Quel piège diabolique !?
« C'est bien ça, les humains. »
« Qu-, qui es-tu !? »
Je m'aperçois qu'un gobelin se dresse sur l'autre rive !?
Lui non plus n'est pas un gobelin lambda. Une aura cinglante émane de lui !?
« Je m'appelle Gobukichi, responsable de la première porte, "La Poutre de l'Irritation". »
« La Poutre de l'Irritation !? »
C'est quoi ce nom qui m'énerve rien qu'à l'entendre !?
« Vous avez déjà compris le principe ? Le catapulte opéré par nous, soldats gobelins, tire des projectiles en coussin : des sacs en toile de jute bourrés de coton. »
Je pige pas trop, mais ça veut dire qu'on ne meurt pas et qu'on ne se blesse pas même si on se prend un coup !?
« Évitez les projectiles en coussin, franchissez la poutre d'un trait et atteignez cette rive : c'est gagné ! Voilà la première porte, "La Poutre de l'Irritation" !! »
« Et les soldats qui sont tombés !? »
« Rassurez-vous, ils sont sains et saufs dans une autre zone. Bien sûr, on les retient pour qu'ils ne puissent pas circuler librement… »
Kuh… !
Pour l'instant, je n'ai d'autre choix que de croire la version d'en face.
« Le château Orcbo du Vent et des Nuages, bâti par mon frère Orcbo, compte plusieurs portes de ce genre.
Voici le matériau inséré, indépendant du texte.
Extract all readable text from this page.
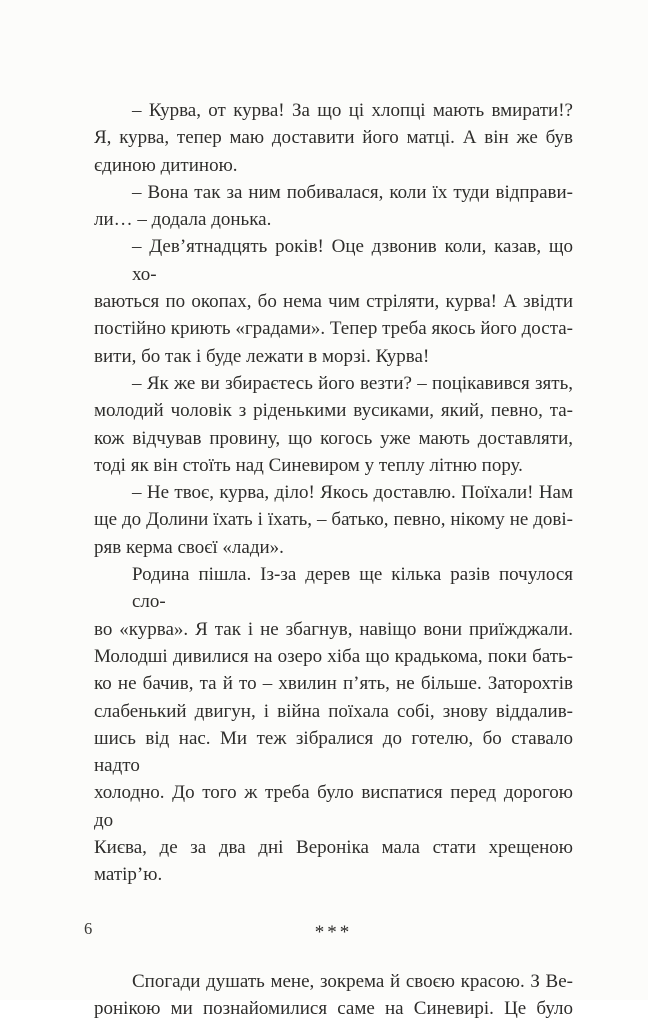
– Курва, от курва! За що ці хлопці мають вмирати!?
Я, курва, тепер маю доставити його матці. А він же був
єдиною дитиною.
– Вона так за ним побивалася, коли їх туди відправи-
ли… – додала донька.
– Дев’ятнадцять років! Оце дзвонив коли, казав, що хо-
ваються по окопах, бо нема чим стріляти, курва! А звідти
постійно криють «градами». Тепер треба якось його доста-
вити, бо так і буде лежати в морзі. Курва!
– Як же ви збираєтесь його везти? – поцікавився зять,
молодий чоловік з ріденькими вусиками, який, певно, та-
кож відчував провину, що когось уже мають доставляти,
тоді як він стоїть над Синевиром у теплу літню пору.
– Не твоє, курва, діло! Якось доставлю. Поїхали! Нам
ще до Долини їхать і їхать, – батько, певно, нікому не дові-
ряв керма своєї «лади».
Родина пішла. Із-за дерев ще кілька разів почулося сло-
во «курва». Я так і не збагнув, навіщо вони приїжджали.
Молодші дивилися на озеро хіба що крадькома, поки бать-
ко не бачив, та й то – хвилин п’ять, не більше. Заторохтів
слабенький двигун, і війна поїхала собі, знову віддалив-
шись від нас. Ми теж зібралися до готелю, бо ставало надто
холодно. До того ж треба було виспатися перед дорогою до
Києва, де за два дні Вероніка мала стати хрещеною матір’ю.
***
Спогади душать мене, зокрема й своєю красою. З Ве-
ронікою ми познайомилися саме на Синевирі. Це було
6
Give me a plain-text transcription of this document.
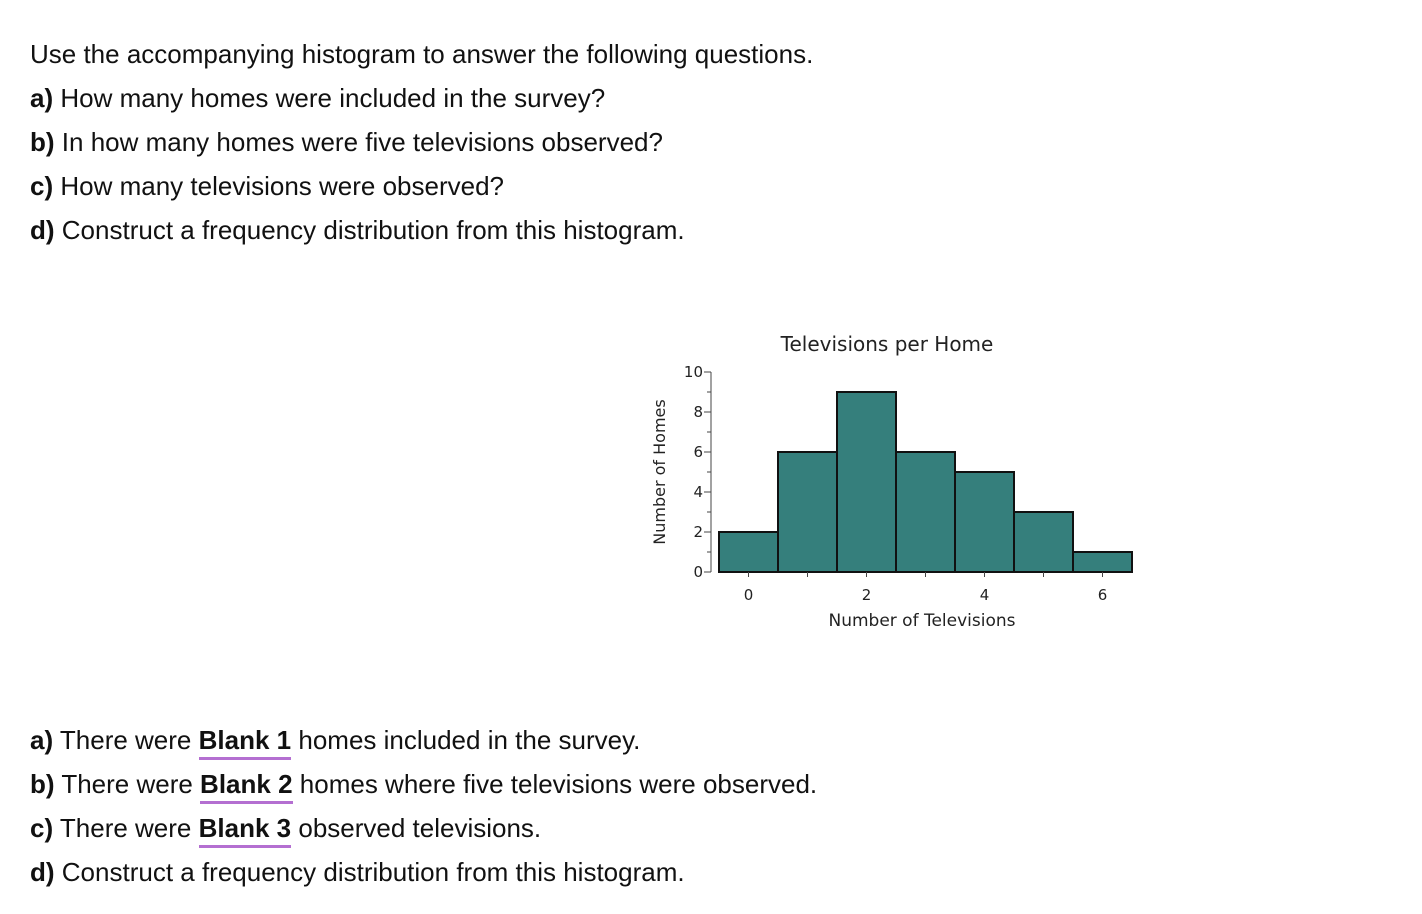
Use the accompanying histogram to answer the following questions.
a) How many homes were included in the survey?
b) In how many homes were five televisions observed?
c) How many televisions were observed?
d) Construct a frequency distribution from this histogram.
Televisions per Home
Number of Homes
Number of Televisions
0
2
4
6
8
10
0	2	4	6
a) There were Blank 1 homes included in the survey.
b) There were Blank 2 homes where five televisions were observed.
c) There were Blank 3 observed televisions.
d) Construct a frequency distribution from this histogram.
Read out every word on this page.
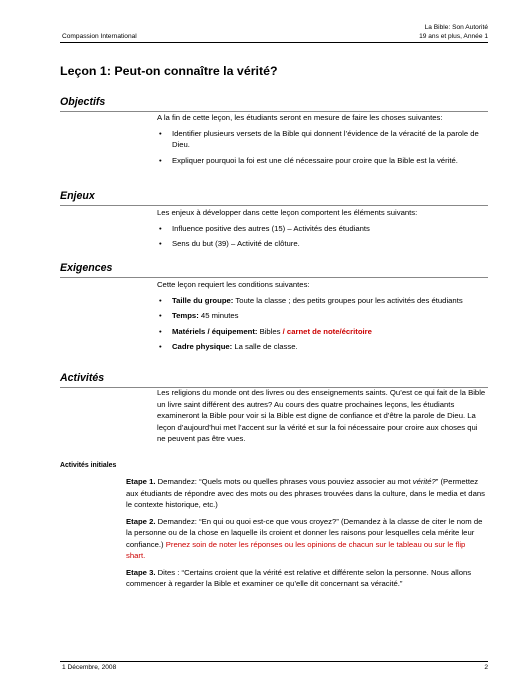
Compassion International
La Bible: Son Autorité
19 ans et plus, Année 1
Leçon 1: Peut-on connaître la vérité?
Objectifs

A la fin de cette leçon, les étudiants seront en mesure de faire les choses suivantes:

• Identifier plusieurs versets de la Bible qui donnent l’évidence de la véracité de la parole de Dieu.
• Expliquer pourquoi la foi est une clé nécessaire pour croire que la Bible est la vérité.
Enjeux

Les enjeux à développer dans cette leçon comportent les éléments suivants:

• Influence positive des autres (15) – Activités des étudiants
• Sens du but (39) – Activité de clôture.
Exigences

Cette leçon requiert les conditions suivantes:

• Taille du groupe: Toute la classe ; des petits groupes pour les activités des étudiants
• Temps: 45 minutes
• Matériels / équipement: Bibles / carnet de note/écritoire
• Cadre physique: La salle de classe.
Activités

Les religions du monde ont des livres ou des enseignements saints. Qu’est ce qui fait de la Bible un livre saint différent des autres? Au cours des quatre prochaines leçons, les étudiants examineront la Bible pour voir si la Bible est digne de confiance et d’être la parole de Dieu. La leçon d’aujourd’hui met l’accent sur la vérité et sur la foi nécessaire pour croire aux choses qui ne peuvent pas être vues.

Activités initiales

Etape 1. Demandez: “Quels mots ou quelles phrases vous pouviez associer au mot vérité?” (Permettez aux étudiants de répondre avec des mots ou des phrases trouvées dans la culture, dans le media et dans le contexte historique, etc.)

Etape 2. Demandez: “En qui ou quoi est-ce que vous croyez?” (Demandez à la classe de citer le nom de la personne ou de la chose en laquelle ils croient et donner les raisons pour lesquelles cela mérite leur confiance.) Prenez soin de noter les réponses ou les opinions de chacun sur le tableau ou sur le flip shart.

Etape 3. Dites : “Certains croient que la vérité est relative et différente selon la personne. Nous allons commencer à regarder la Bible et examiner ce qu’elle dit concernant sa véracité.”

1 Décembre, 2008	2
Si vous les franchissez toutes et atteignez Orcbo au donjon… »
« Espèce de… !? Vous vous foutez de nous !? »
« Naturellement, si vous conquérez toutes les portes, je libérerai tous les soldats capturés. Mais à votre niveau, vous ne passerez même pas la première porte. »
« Quoi !? »
« C'est pour ça que je vais vous donner un handicap. »
Le gobelin claqua des doigts.
En réponse, depuis l'autre rive, plusieurs passerelles fines… non, des poutres s'élancèrent !?
Et elles relient la rive d'ici à celle de là !?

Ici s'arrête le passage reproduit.